Tout est ignoble ici, dans ce monde décontextualisé (à part l’allusion aux camps, nous ne savons pas où nous sommes ni à quelle époque), la nature n’est que boue puante ou gel coupant, les gens sont mesquins et sales, vivant presque comme des bêtes, la seule subsistance est à base de lentilles, qui fournissent repas et alcool, comme si la nature s’était recroquevillée sur elle-même pour ne plus donner que cet unique fruit. L’auteur excelle à accoler à toute image qui pourrait faire surgir une jolie chose un adjectif négatif, tuant ainsi dans l’œuf toute beauté possible.

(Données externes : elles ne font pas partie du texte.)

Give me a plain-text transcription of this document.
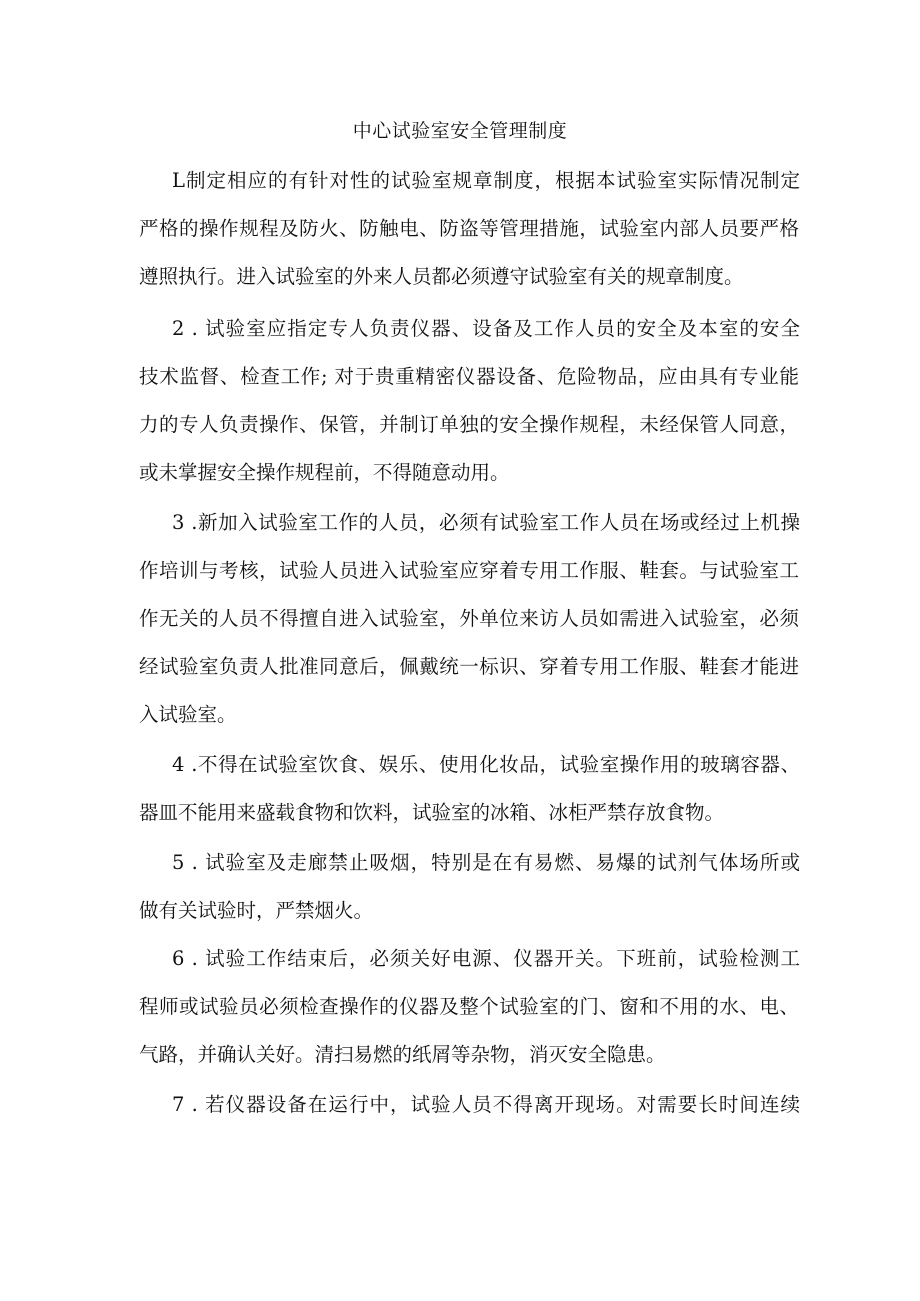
中心试验室安全管理制度
L制定相应的有针对性的试验室规章制度，根据本试验室实际情况制定
严格的操作规程及防火、防触电、防盗等管理措施，试验室内部人员要严格
遵照执行。进入试验室的外来人员都必须遵守试验室有关的规章制度。
2 . 试验室应指定专人负责仪器、设备及工作人员的安全及本室的安全
技术监督、检查工作; 对于贵重精密仪器设备、危险物品，应由具有专业能
力的专人负责操作、保管，并制订单独的安全操作规程，未经保管人同意，
或未掌握安全操作规程前，不得随意动用。
3 .新加入试验室工作的人员，必须有试验室工作人员在场或经过上机操
作培训与考核，试验人员进入试验室应穿着专用工作服、鞋套。与试验室工
作无关的人员不得擅自进入试验室，外单位来访人员如需进入试验室，必须
经试验室负责人批准同意后，佩戴统一标识、穿着专用工作服、鞋套才能进
入试验室。
4 .不得在试验室饮食、娱乐、使用化妆品，试验室操作用的玻璃容器、
器皿不能用来盛载食物和饮料，试验室的冰箱、冰柜严禁存放食物。
5 . 试验室及走廊禁止吸烟，特别是在有易燃、易爆的试剂气体场所或
做有关试验时，严禁烟火。
6 . 试验工作结束后，必须关好电源、仪器开关。下班前，试验检测工
程师或试验员必须检查操作的仪器及整个试验室的门、窗和不用的水、电、
气路，并确认关好。清扫易燃的纸屑等杂物，消灭安全隐患。
7 . 若仪器设备在运行中，试验人员不得离开现场。对需要长时间连续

Et il est un maître en la matière, ciselant ses images pour construire ce monde si repoussant. C’est du grand art.
Seule tache de blancheur virginale dans cette horreur sans fond, les feuilles de papier sur lesquelles Siméon veut écrire son histoire. Elles se détachent, candides et pures, sur la noirceur de ce monde et resteront inemployées, comme inadaptées. Car Siméon n’écrira pas son livre, remettant de jour en jour cet important travail, dérangé et bousculé par l’environnement. Et nous pouvons nous demander si, finalement, l’auteur ne veut pas nous dire que la littérature se meurt dans le monde tel qu’il est ici ; mais ne voudrait-il pas parler de notre monde à nous ? Siméon, d’abord vilipendé, meurtri et amputé dans sa chair, représente une victime expiatoire toute trouvée à la violence abrupte de ce village sans éducation ni ouverture d’esprit. C’est d’un équilibre menacé dont il est question ici, dans cet ouvrage en forme de parabole, qui nous dit la fragilité de la culture face à la barbarie.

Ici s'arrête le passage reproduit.